Staycation. It’s the buzz word of the moment.
HAH (Holiday at Home)!
That’s what I say to Nicola Sturgeon’s efforts to persuade us to forget summer abroad this year and book a week in Inverness or Auchterless.
OK, maybe two days, maximum. After all, there are only so many cows you can stare at in Auchterless.
And don’t believe any of that “many a bonnie lass in the howe” nonsense.
Until the staycation word was invented, I thought it involved sitting in front of a TV screen for hours on end, clutching a console thingy and hitting buttons with your thumbs at a rate of knots.
I’ve since learned the term for such time-wasting is PlayStation which I’ve still to try.

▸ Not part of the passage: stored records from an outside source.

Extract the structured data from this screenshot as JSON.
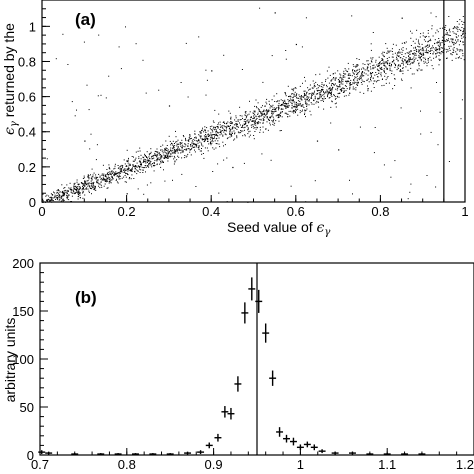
{
  "chart_data": [
    {
      "type": "scatter",
      "panel_label": "(a)",
      "xlabel": "Seed value of ε_γ",
      "ylabel": "ε_γ returned by the",
      "xlim": [
        0,
        1
      ],
      "ylim": [
        0,
        1.15
      ],
      "x_ticks": [
        0,
        0.2,
        0.4,
        0.6,
        0.8,
        1
      ],
      "x_tick_labels": [
        "0",
        "0.2",
        "0.4",
        "0.6",
        "0.8",
        "1"
      ],
      "y_ticks": [
        0,
        0.2,
        0.4,
        0.6,
        0.8,
        1
      ],
      "y_tick_labels": [
        "0",
        "0.2",
        "0.4",
        "0.6",
        "0.8",
        "1"
      ],
      "trend": {
        "slope": 0.95,
        "intercept": 0.0
      },
      "vertical_line_x": 0.95,
      "points": [
        [
          0.02,
          0.03
        ],
        [
          0.05,
          0.04
        ],
        [
          0.08,
          0.07
        ],
        [
          0.1,
          0.1
        ],
        [
          0.12,
          0.11
        ],
        [
          0.15,
          0.15
        ],
        [
          0.18,
          0.17
        ],
        [
          0.2,
          0.19
        ],
        [
          0.22,
          0.21
        ],
        [
          0.25,
          0.24
        ],
        [
          0.28,
          0.26
        ],
        [
          0.3,
          0.29
        ],
        [
          0.32,
          0.3
        ],
        [
          0.35,
          0.33
        ],
        [
          0.38,
          0.36
        ],
        [
          0.4,
          0.38
        ],
        [
          0.42,
          0.4
        ],
        [
          0.45,
          0.43
        ],
        [
          0.48,
          0.45
        ],
        [
          0.5,
          0.48
        ],
        [
          0.52,
          0.5
        ],
        [
          0.55,
          0.52
        ],
        [
          0.58,
          0.55
        ],
        [
          0.6,
          0.57
        ],
        [
          0.62,
          0.59
        ],
        [
          0.65,
          0.62
        ],
        [
          0.68,
          0.64
        ],
        [
          0.7,
          0.66
        ],
        [
          0.72,
          0.69
        ],
        [
          0.75,
          0.71
        ],
        [
          0.78,
          0.74
        ],
        [
          0.8,
          0.76
        ],
        [
          0.82,
          0.78
        ],
        [
          0.85,
          0.81
        ],
        [
          0.88,
          0.84
        ],
        [
          0.9,
          0.85
        ],
        [
          0.92,
          0.88
        ],
        [
          0.95,
          0.9
        ],
        [
          0.97,
          0.93
        ],
        [
          0.99,
          0.95
        ],
        [
          0.1,
          0.35
        ],
        [
          0.2,
          0.05
        ],
        [
          0.3,
          0.55
        ],
        [
          0.45,
          0.2
        ],
        [
          0.6,
          0.9
        ],
        [
          0.7,
          0.3
        ],
        [
          0.85,
          1.05
        ],
        [
          0.55,
          1.08
        ],
        [
          0.4,
          0.75
        ],
        [
          0.65,
          0.35
        ]
      ]
    },
    {
      "type": "scatter",
      "panel_label": "(b)",
      "xlabel": "",
      "ylabel": "arbitrary units",
      "xlim": [
        0.7,
        1.2
      ],
      "ylim": [
        0,
        200
      ],
      "x_ticks": [
        0.7,
        0.8,
        0.9,
        1,
        1.1,
        1.2
      ],
      "x_tick_labels": [
        "0.7",
        "0.8",
        "0.9",
        "1",
        "1.1",
        "1.2"
      ],
      "y_ticks": [
        0,
        50,
        100,
        150,
        200
      ],
      "y_tick_labels": [
        "0",
        "50",
        "100",
        "150",
        "200"
      ],
      "vertical_line_x": 0.95,
      "bin_halfwidth": 0.004,
      "points": [
        {
          "x": 0.702,
          "y": 3,
          "err": 2
        },
        {
          "x": 0.71,
          "y": 2,
          "err": 1.5
        },
        {
          "x": 0.74,
          "y": 1,
          "err": 1
        },
        {
          "x": 0.77,
          "y": 1,
          "err": 1
        },
        {
          "x": 0.79,
          "y": 1,
          "err": 1
        },
        {
          "x": 0.81,
          "y": 1,
          "err": 1
        },
        {
          "x": 0.83,
          "y": 1,
          "err": 1
        },
        {
          "x": 0.85,
          "y": 1,
          "err": 1
        },
        {
          "x": 0.87,
          "y": 2,
          "err": 1.5
        },
        {
          "x": 0.885,
          "y": 3,
          "err": 2
        },
        {
          "x": 0.895,
          "y": 10,
          "err": 3
        },
        {
          "x": 0.905,
          "y": 18,
          "err": 4
        },
        {
          "x": 0.913,
          "y": 45,
          "err": 6
        },
        {
          "x": 0.92,
          "y": 43,
          "err": 6
        },
        {
          "x": 0.928,
          "y": 74,
          "err": 8
        },
        {
          "x": 0.936,
          "y": 148,
          "err": 11
        },
        {
          "x": 0.944,
          "y": 173,
          "err": 12
        },
        {
          "x": 0.952,
          "y": 160,
          "err": 12
        },
        {
          "x": 0.96,
          "y": 127,
          "err": 10
        },
        {
          "x": 0.968,
          "y": 80,
          "err": 8
        },
        {
          "x": 0.976,
          "y": 24,
          "err": 5
        },
        {
          "x": 0.984,
          "y": 17,
          "err": 4
        },
        {
          "x": 0.992,
          "y": 14,
          "err": 4
        },
        {
          "x": 1.0,
          "y": 8,
          "err": 3
        },
        {
          "x": 1.008,
          "y": 11,
          "err": 3
        },
        {
          "x": 1.016,
          "y": 8,
          "err": 3
        },
        {
          "x": 1.025,
          "y": 4,
          "err": 2
        },
        {
          "x": 1.04,
          "y": 2,
          "err": 1.5
        },
        {
          "x": 1.06,
          "y": 2,
          "err": 1.5
        },
        {
          "x": 1.08,
          "y": 1,
          "err": 1
        },
        {
          "x": 1.1,
          "y": 1,
          "err": 1
        },
        {
          "x": 1.12,
          "y": 1,
          "err": 1
        },
        {
          "x": 1.14,
          "y": 1,
          "err": 1
        }
      ]
    }
  ]
}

I understand the need for the economy to be kick-started and that booking into hotels, eating in restaurants and whiling away the hours over countless coffees in innumerable cafes, would help.
There are, however, negatives; and we won’t even include the weather on the list.
The major drawback is cost.
When you learn that a 10-day stay in an airport hotel if you arrive back from a country on the so-called red (shouldn’t that be black?) list will set you back £1,700 without the burger, soggy lettuce and chips.
Whatever happened to budget hotels?
You’d have to call your bank manager – do they still exist? – to increase your overdraft facility if you fancy a week in Oban or Ullapool.
“Wasn’t that a wonderful seafood restaurant we ate at?” you’ll recall a week later before remembering it cost you £80 for two.
We must also remember that to make the whole palaver feel like a holiday, you would have to drive a reasonable distance.
Who needs that?
And there are only so many times you can say: “Ooh! Look at that mountain” or “How much is the ferry to Mull?” It’s £42 return, by the way.
We await greater detail on what the FM has planned for us as, not for the first time, she keeps us guessing.
It could be that the self-appointed border police will be re-recruited to shout abuse at cars travelling from England and Wales to take in the wonders of Glencoe or the Carse of Gowrie.
However, should Boris Johnson welcome those domiciled in Scotland to spend their cash anywhere south of Berwick, where would you choose to visit in the UK?
I suspect for many of us a staycation will mean remaining in our own wee bubble, even if it is Auchterless.
Picture this: Whole new audience at our cinemas
A trip to the pictures, as we used to call it, could now be consigned to history, unless you’re a juror.
The big streaming services, like Netflix and Amazon Prime, will increasingly become the principal vehicles for Holywood movies as Covid makes it economically unfeasible to screen them in cinemas.
That’s where jury trials are now the main attraction, beamed, for example, from courtrooms to the Vue Cinema in Aberdeen.
It’s like being in the 1957 flick Twelve Angry Men.
You can almost hear the male jurors arguing: “I bags being Henry Fonda”.
The surroundings, however, do not allow for emotion to be invested in what they see from their comfy leather seats. So, no shouts of “off with his head”.
And forget about popcorn and texting during the drama. M’Lud would come down heavily on such behaviour in the courtroom-cum-film set.
Incidentally, an example of new movies going straight to a streaming channel comes with the release of the new Tom Hanks drama, a Western called News Of The World, now on Netflix.
He travels the Wild West reading stories from newspapers to audiences – like Jackie Bird without the cameras.
I watched it so you don’t need to. Tedious but scenic sums it up. But unlike the cinema-based jurors, I had a remote control.
Have a break? give me a break, KitKat!
It’s the biggest shock in the confectionery world since Marathon became Snickers.
Coming to a supermarket near you – a vegan KitKat.
It’s sure to make the toes of chocolate bar lovers go all curly wurly.
Vegan versions of Galaxy are already out there as other chocolate bar manufacturers look to develop similar concoctions, ditching cow’s milk for a rice-based formula, which is what KitKat V, as it’s called, includes. Hmmm!
What next? A Tunnock’s lunch cake different from the one you’re supposed to eat at teatime?